Max von Sydow als Kapitän des in Hamburg ausgelaufenen Luxusliners vertritt eindeutige, humanitäre, aber auch pragmatische Ansichten, die wie ein Leitfaden wirken; allerdings wird er genau wie sein Schiff zu einer kaum zu ertragenden Ziellosigkeit gezwungen, die ihn womöglich in eine der schwierigsten Situationen seines Offizierslebens bringt, folglich zu drastischen Entscheidungen tendieren lässt, wodurch eine besondere Spannung aufkommen will. Ein der Anforderung entsprechend großartig aufspielender Helmut Griem fungiert als Steigbügelhalter eines unerbittlichen Regimes, und er steht stellvertretend für die Verantwortlichkeit in Sachen Verfolgung, Qual und Verzweiflung dieser abgeschobenen Menschen. Sein deutscher Kollege Günter Meisner steht ihm in Sachen aggressiver Rhetorik und beängstigenden Drohgebärden in nichts nach. Bemerkenswert agieren außerdem etwa Lee Grant, deren psychischer Zerfall über den Verlauf gesehen beinahe chronologisch sein wird, Orson Welles, der sich nicht in die gezinkten Karten schauen lässt, Malcolm McDowell, dessen jugendliche Unbekümmertheit eine latente Gefahr ins Szenario bringt, Katharine Ross, deren Leben trotz höllischer Zustände vergleichsweise wie im Himmel wirkt, oder Maria Schell, deren Schmerz regelrecht zu spüren ist und deren Tränen erneut brennen werden wie Feuer.
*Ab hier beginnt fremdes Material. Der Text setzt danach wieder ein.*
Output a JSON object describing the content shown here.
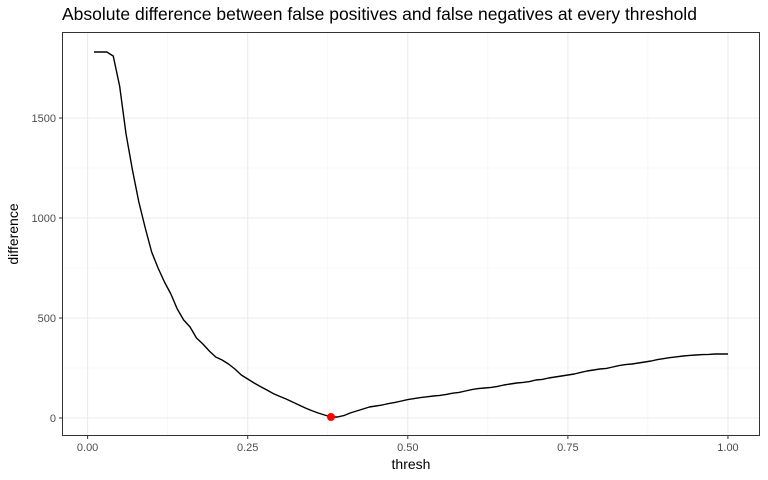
{
  "chart_data": {
    "type": "line",
    "title": "Absolute difference between false positives and false negatives at every threshold",
    "xlabel": "thresh",
    "ylabel": "difference",
    "xlim": [
      -0.04,
      1.05
    ],
    "ylim": [
      -90,
      1930
    ],
    "x_ticks": [
      0.0,
      0.25,
      0.5,
      0.75,
      1.0
    ],
    "x_tick_labels": [
      "0.00",
      "0.25",
      "0.50",
      "0.75",
      "1.00"
    ],
    "y_ticks": [
      0,
      500,
      1000,
      1500
    ],
    "y_tick_labels": [
      "0",
      "500",
      "1000",
      "1500"
    ],
    "grid": true,
    "line_color": "#000000",
    "highlight_color": "#ff0000",
    "series": [
      {
        "x": [
          0.01,
          0.02,
          0.03,
          0.04,
          0.05,
          0.06,
          0.07,
          0.08,
          0.09,
          0.1,
          0.11,
          0.12,
          0.13,
          0.14,
          0.15,
          0.16,
          0.17,
          0.18,
          0.19,
          0.2,
          0.21,
          0.22,
          0.23,
          0.24,
          0.25,
          0.26,
          0.27,
          0.28,
          0.29,
          0.3,
          0.31,
          0.32,
          0.33,
          0.34,
          0.35,
          0.36,
          0.37,
          0.38,
          0.39,
          0.4,
          0.41,
          0.42,
          0.43,
          0.44,
          0.45,
          0.46,
          0.47,
          0.48,
          0.49,
          0.5,
          0.51,
          0.52,
          0.53,
          0.54,
          0.55,
          0.56,
          0.57,
          0.58,
          0.59,
          0.6,
          0.61,
          0.62,
          0.63,
          0.64,
          0.65,
          0.66,
          0.67,
          0.68,
          0.69,
          0.7,
          0.71,
          0.72,
          0.73,
          0.74,
          0.75,
          0.76,
          0.77,
          0.78,
          0.79,
          0.8,
          0.81,
          0.82,
          0.83,
          0.84,
          0.85,
          0.86,
          0.87,
          0.88,
          0.89,
          0.9,
          0.91,
          0.92,
          0.93,
          0.94,
          0.95,
          0.96,
          0.97,
          0.98,
          0.99,
          1.0
        ],
        "values": [
          1830,
          1830,
          1830,
          1810,
          1660,
          1420,
          1240,
          1080,
          950,
          830,
          750,
          680,
          620,
          545,
          490,
          455,
          400,
          370,
          335,
          305,
          290,
          270,
          245,
          215,
          195,
          175,
          157,
          140,
          122,
          108,
          95,
          80,
          65,
          50,
          37,
          25,
          15,
          5,
          5,
          12,
          25,
          35,
          45,
          55,
          60,
          65,
          72,
          78,
          85,
          92,
          97,
          102,
          106,
          110,
          113,
          118,
          124,
          128,
          135,
          142,
          147,
          150,
          153,
          158,
          165,
          170,
          175,
          178,
          182,
          190,
          193,
          200,
          205,
          210,
          215,
          220,
          228,
          235,
          240,
          245,
          248,
          255,
          262,
          267,
          270,
          275,
          280,
          285,
          292,
          297,
          302,
          306,
          310,
          313,
          315,
          317,
          318,
          320,
          320,
          320
        ]
      }
    ],
    "highlight_point": {
      "x": 0.38,
      "y": 5
    }
  }
}
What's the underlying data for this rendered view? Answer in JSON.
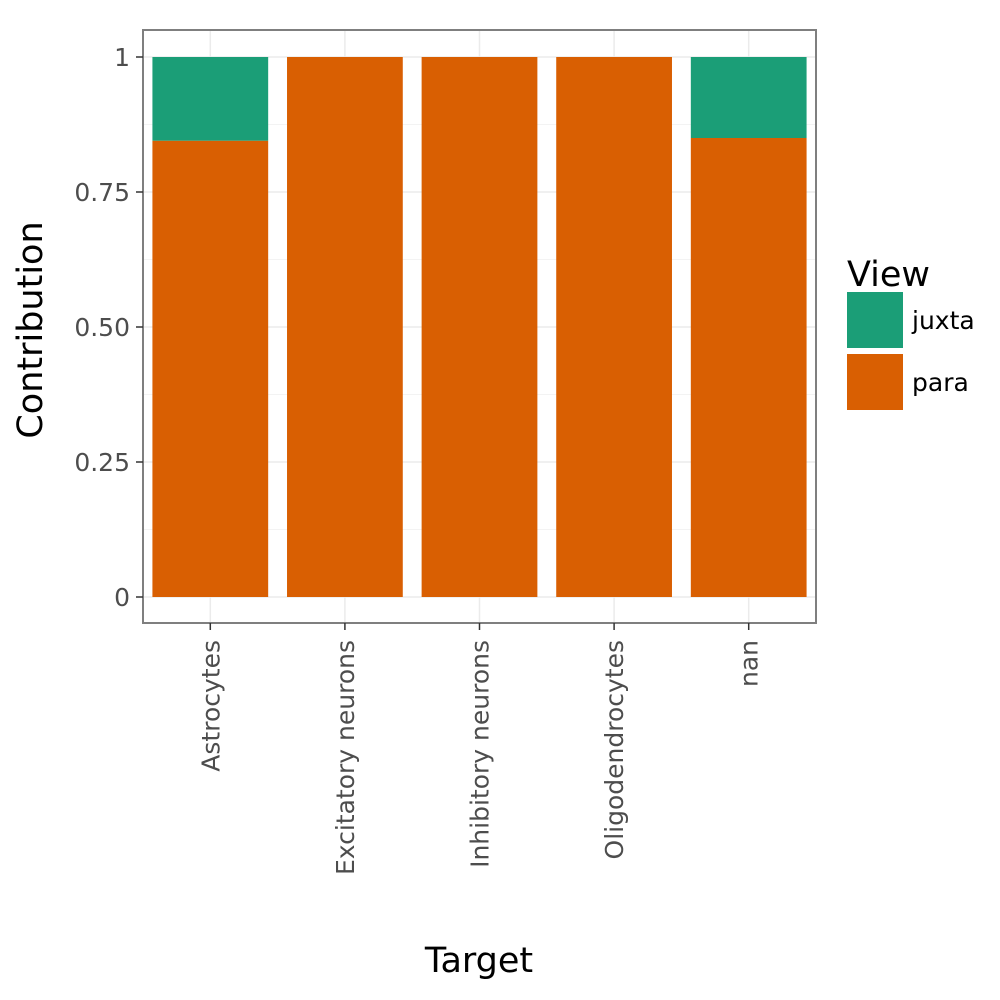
{
  "chart_data": {
    "type": "bar",
    "stacked": true,
    "xlabel": "Target",
    "ylabel": "Contribution",
    "categories": [
      "Astrocytes",
      "Excitatory neurons",
      "Inhibitory neurons",
      "Oligodendrocytes",
      "nan"
    ],
    "series": [
      {
        "name": "juxta",
        "color": "#1b9e77",
        "values": [
          0.155,
          0.0,
          0.0,
          0.0,
          0.15
        ]
      },
      {
        "name": "para",
        "color": "#d95f02",
        "values": [
          0.845,
          1.0,
          1.0,
          1.0,
          0.85
        ]
      }
    ],
    "ylim": [
      -0.05,
      1.05
    ],
    "yticks": [
      0,
      0.25,
      0.5,
      0.75,
      1
    ],
    "ytick_labels": [
      "0",
      "0.25",
      "0.50",
      "0.75",
      "1"
    ],
    "grid": true,
    "legend": {
      "title": "View",
      "placement": "right"
    }
  }
}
Als alle Gespräche und Verhandlungen geführt sind und die ohnehin knapp vorhandene Luft an Bord immer dünner wird, kommt es zu trügerischen Hoffnungsschimmern, die allerdings mit einer Wucht zerschmettert werden, die von Torpedos hätte sein können. Der US-amerikanische Regisseur Stuart Rosenberg inszenierte mit "Reise der Verdammten" einen überaus bewegenden Film, der von inszenatorischer und darstellerischer Brillanz ummantelt ist. Hochklassig!